Bruno Pereira, indigenista desaparecido há uma semana no Vale do Javari, no Amazonas, com o jornalista inglês Dom Phillips, já havia denunciado o principal suspeito de envolvimento no caso, Amarildo da Costa de Oliveira, conhecido como Pelado. que teve a prisão temporária decretada na quinta-feira. A informação consta em relatórios obtidos pelo GLOBO sobre inspeções feitas na Terra Indígena (TI) pela equipe de vigilância da União dos Povos Indígenas do Vale do Javari (Univaja) com relatos de invasão, presença de grupos armados, ameaças e até ataques a tiros contra indígenas.

Os documentos, produzidos no ano passado e este ano, foram entregues ao Ministério Público Federal de Tabatinga, à Força de Segurança Nacional, sediada na região, e à própria Funai, de acordo com o relato dos indígenas. Além de vistorias feitas entre agosto e setembro de 2021, os indígenas relatam que, na sexta peregrinação pelo território, que tem cerca de 8 milhões de hectares, puderam constatar o aumento das invasões de criminosos e embarcações de grande e médio porte que estavam retirando "milhares de tracajás e tartarugas" e "toneladas de carne de Pirarucu" que eram vendidos no centro de Atalaia do Norte. Armados e com os rostos encobertos, os pescadores ilegais conseguiam entrar e sair da TI passando pela base na Funai.

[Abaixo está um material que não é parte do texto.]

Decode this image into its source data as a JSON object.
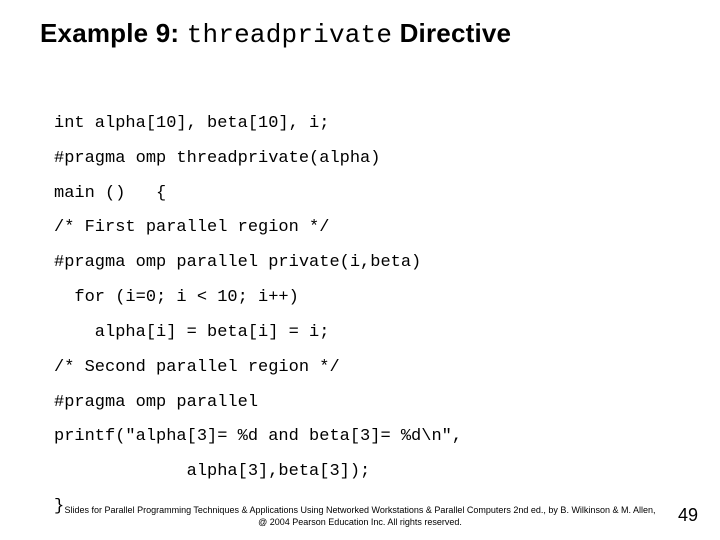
{
  "title": {
    "prefix": "Example 9: ",
    "mono": "threadprivate",
    "suffix": " Directive"
  },
  "code": {
    "l1": "int alpha[10], beta[10], i;",
    "l2": "#pragma omp threadprivate(alpha)",
    "l3": "main ()   {",
    "l4": "/* First parallel region */",
    "l5": "#pragma omp parallel private(i,beta)",
    "l6": "  for (i=0; i < 10; i++)",
    "l7": "    alpha[i] = beta[i] = i;",
    "l8": "/* Second parallel region */",
    "l9": "#pragma omp parallel",
    "l10": "printf(\"alpha[3]= %d and beta[3]= %d\\n\",",
    "l11": "             alpha[3],beta[3]);",
    "l12": "}"
  },
  "footer": {
    "line1": "Slides for Parallel Programming Techniques & Applications Using Networked Workstations & Parallel Computers 2nd ed., by B. Wilkinson & M. Allen,",
    "line2": "@ 2004 Pearson Education Inc. All rights reserved."
  },
  "page": "49"
}
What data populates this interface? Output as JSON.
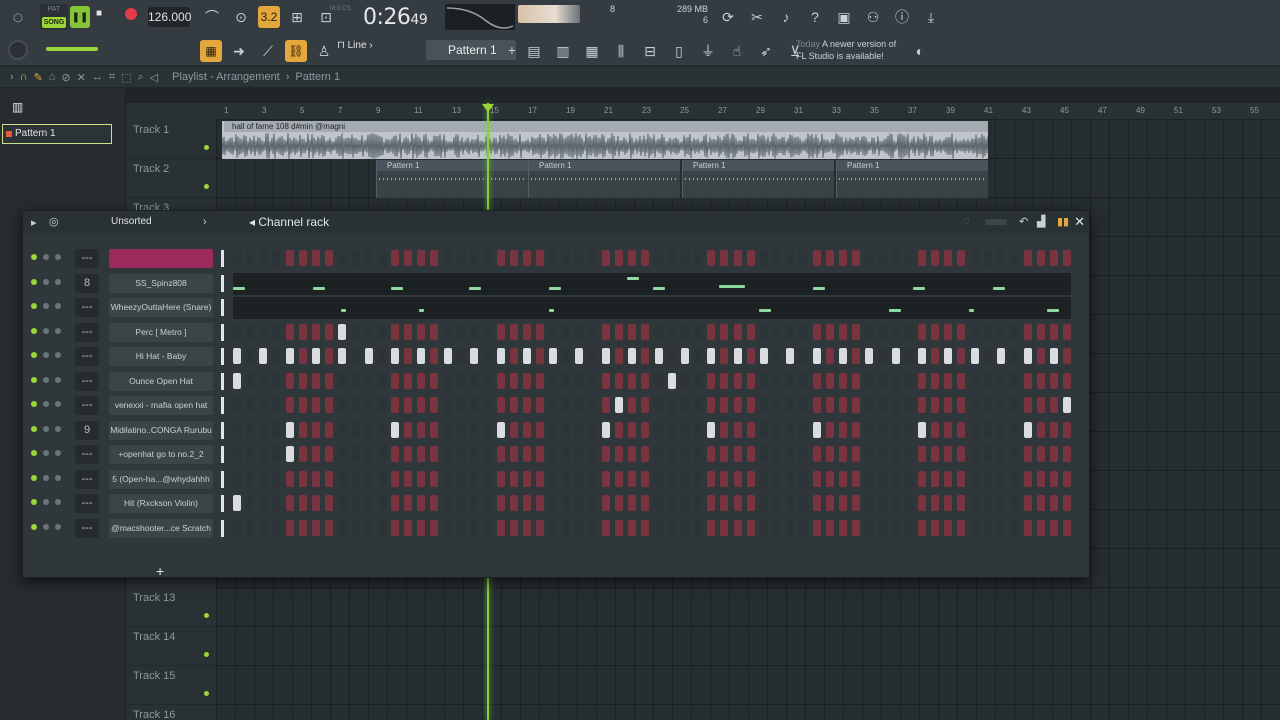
{
  "toolbar": {
    "pat_label": "PAT",
    "song_label": "SONG",
    "tempo": "126.000",
    "pattern_length": "3.2",
    "time_sig_label": "M:S:CS",
    "time_main": "0:26",
    "time_sub": "49",
    "cpu_value": "8",
    "memory_value": "289 MB",
    "polyphony_value": "6",
    "snap_label": "Line",
    "pattern_name": "Pattern 1",
    "hint_today": "Today",
    "hint_text_1": "A newer version of",
    "hint_text_2": "FL Studio is available!"
  },
  "breadcrumb": {
    "path": "Playlist - Arrangement",
    "pattern": "Pattern 1"
  },
  "browser": {
    "items": [
      {
        "label": "Pattern 1"
      }
    ]
  },
  "playlist": {
    "tracks": [
      "Track 1",
      "Track 2",
      "Track 3"
    ],
    "tracks_bottom": [
      "Track 13",
      "Track 14",
      "Track 15",
      "Track 16"
    ],
    "audio_clip_label": "hall of fame 108 d#min @magni",
    "pattern_clip_label": "Pattern 1",
    "ticks": [
      "1",
      "3",
      "5",
      "7",
      "9",
      "11",
      "13",
      "15",
      "17",
      "19",
      "21",
      "23",
      "25",
      "27",
      "29",
      "31",
      "33",
      "35",
      "37",
      "39",
      "41",
      "43",
      "45",
      "47",
      "49",
      "51",
      "53",
      "55"
    ]
  },
  "channel_rack": {
    "title": "Channel rack",
    "filter": "Unsorted",
    "channels": [
      {
        "name": "",
        "num": "---",
        "type": "steps",
        "selected": true
      },
      {
        "name": "SS_Spinz808",
        "num": "8",
        "type": "piano"
      },
      {
        "name": "WheezyOuttaHere (Snare)",
        "num": "---",
        "type": "piano"
      },
      {
        "name": "Perc [ Metro ]",
        "num": "---",
        "type": "steps"
      },
      {
        "name": "Hi Hat - Baby",
        "num": "---",
        "type": "steps"
      },
      {
        "name": "Ounce Open Hat",
        "num": "---",
        "type": "steps"
      },
      {
        "name": "venexxi - mafia open hat",
        "num": "---",
        "type": "steps"
      },
      {
        "name": "Midilatino..CONGA Rurubu",
        "num": "9",
        "type": "steps"
      },
      {
        "name": "+openhat go to no.2_2",
        "num": "---",
        "type": "steps"
      },
      {
        "name": "5 (Open-ha...@whydahhh",
        "num": "---",
        "type": "steps"
      },
      {
        "name": "Hit (Rxckson Violin)",
        "num": "---",
        "type": "steps"
      },
      {
        "name": "@macshooter...ce Scratch",
        "num": "---",
        "type": "steps"
      }
    ],
    "add_label": "+"
  }
}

Bruno colaborava com os indígenas, ministrando cursos sobre manuseio de mapas e operação de drones para que eles pudessem fiscalizar Javari, já que o desmonte da Funai, que fez uma série de exonerações e cortou gastos, a impossibilitava de exercer as funções. O servidor, que já tinha coordenado as atividades do órgão federal na área, que é a segunda maior reserva indígena do país e abriga a maior concentração de povos isolados do mundo. Após ser afastado da coordenação de povos isolados e de contato recente da Funai, o indigenista pediu licença da fundação "por motivos pessoais". Ele divergia da gestão da autarquia, que hoje tem à frente o delegado Marcelo Xavier, nomeado pelo presidente Jair Bolsonaro.

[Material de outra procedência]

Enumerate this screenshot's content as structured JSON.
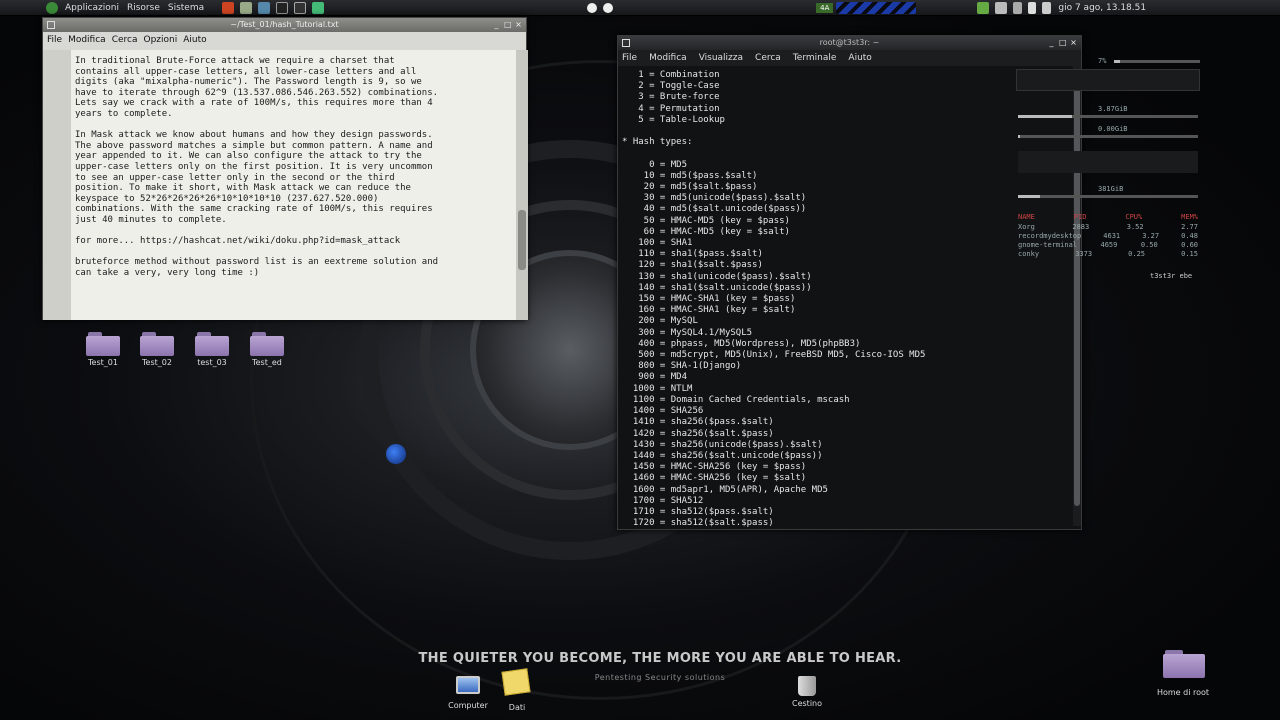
{
  "top_panel": {
    "menus": [
      "Applicazioni",
      "Risorse",
      "Sistema"
    ],
    "workspace": "4A",
    "clock": "gio 7 ago, 13.18.51"
  },
  "editor": {
    "title": "~/Test_01/hash_Tutorial.txt",
    "menu": [
      "File",
      "Modifica",
      "Cerca",
      "Opzioni",
      "Aiuto"
    ],
    "lines": [
      "In traditional Brute-Force attack we require a charset that",
      "contains all upper-case letters, all lower-case letters and all",
      "digits (aka \"mixalpha-numeric\"). The Password length is 9, so we",
      "have to iterate through 62^9 (13.537.086.546.263.552) combinations.",
      "Lets say we crack with a rate of 100M/s, this requires more than 4",
      "years to complete.",
      "",
      "In Mask attack we know about humans and how they design passwords.",
      "The above password matches a simple but common pattern. A name and",
      "year appended to it. We can also configure the attack to try the",
      "upper-case letters only on the first position. It is very uncommon",
      "to see an upper-case letter only in the second or the third",
      "position. To make it short, with Mask attack we can reduce the",
      "keyspace to 52*26*26*26*26*10*10*10*10 (237.627.520.000)",
      "combinations. With the same cracking rate of 100M/s, this requires",
      "just 40 minutes to complete.",
      "",
      "for more... https://hashcat.net/wiki/doku.php?id=mask_attack",
      "",
      "bruteforce method without password list is an eextreme solution and",
      "can take a very, very long time :)"
    ]
  },
  "terminal": {
    "title": "root@t3st3r: ~",
    "menu": [
      "File",
      "Modifica",
      "Visualizza",
      "Cerca",
      "Terminale",
      "Aiuto"
    ],
    "lines": [
      "   1 = Combination",
      "   2 = Toggle-Case",
      "   3 = Brute-force",
      "   4 = Permutation",
      "   5 = Table-Lookup",
      "",
      "* Hash types:",
      "",
      "     0 = MD5",
      "    10 = md5($pass.$salt)",
      "    20 = md5($salt.$pass)",
      "    30 = md5(unicode($pass).$salt)",
      "    40 = md5($salt.unicode($pass))",
      "    50 = HMAC-MD5 (key = $pass)",
      "    60 = HMAC-MD5 (key = $salt)",
      "   100 = SHA1",
      "   110 = sha1($pass.$salt)",
      "   120 = sha1($salt.$pass)",
      "   130 = sha1(unicode($pass).$salt)",
      "   140 = sha1($salt.unicode($pass))",
      "   150 = HMAC-SHA1 (key = $pass)",
      "   160 = HMAC-SHA1 (key = $salt)",
      "   200 = MySQL",
      "   300 = MySQL4.1/MySQL5",
      "   400 = phpass, MD5(Wordpress), MD5(phpBB3)",
      "   500 = md5crypt, MD5(Unix), FreeBSD MD5, Cisco-IOS MD5",
      "   800 = SHA-1(Django)",
      "   900 = MD4",
      "  1000 = NTLM",
      "  1100 = Domain Cached Credentials, mscash",
      "  1400 = SHA256",
      "  1410 = sha256($pass.$salt)",
      "  1420 = sha256($salt.$pass)",
      "  1430 = sha256(unicode($pass).$salt)",
      "  1440 = sha256($salt.unicode($pass))",
      "  1450 = HMAC-SHA256 (key = $pass)",
      "  1460 = HMAC-SHA256 (key = $salt)",
      "  1600 = md5apr1, MD5(APR), Apache MD5",
      "  1700 = SHA512",
      "  1710 = sha512($pass.$salt)",
      "  1720 = sha512($salt.$pass)"
    ]
  },
  "conky": {
    "cpu_percent": "7%",
    "ram": "3.87GiB",
    "swap": "0.00GiB",
    "disk": "381GiB",
    "processes_header": [
      "NAME",
      "PID",
      "CPU%",
      "MEM%"
    ],
    "processes": [
      [
        "Xorg",
        "2883",
        "3.52",
        "2.77"
      ],
      [
        "recordmydesktop",
        "4631",
        "3.27",
        "0.48"
      ],
      [
        "gnome-terminal",
        "4659",
        "0.50",
        "0.60"
      ],
      [
        "conky",
        "3373",
        "0.25",
        "0.15"
      ]
    ],
    "user": "t3st3r ebe"
  },
  "desktop": {
    "folders": [
      "Test_01",
      "Test_02",
      "test_03",
      "Test_ed"
    ],
    "bottom_icons": [
      "Computer",
      "Dati",
      "Cestino"
    ],
    "home_icon": "Home di root",
    "tagline": "THE QUIETER YOU BECOME, THE MORE YOU ARE ABLE TO HEAR.",
    "subtag": "Pentesting Security solutions"
  },
  "colors": {
    "accent_blue": "#2a6de0",
    "folder": "#a894c8"
  }
}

Sobre as revelações entregues ao MPF, a Univaja pede sigilo porque elas conteriam informações sensíveis à estratégia de proteção da área indígenas. Junto com o material, foram apresentadas imagens de embarcações abandonadas pelos criminosos em fuga. A sexta inspeção, mais detalhada, era composta por nove indígenas, que contaram ter havido confronto com bandidos quando estavam vigiando os limites do território.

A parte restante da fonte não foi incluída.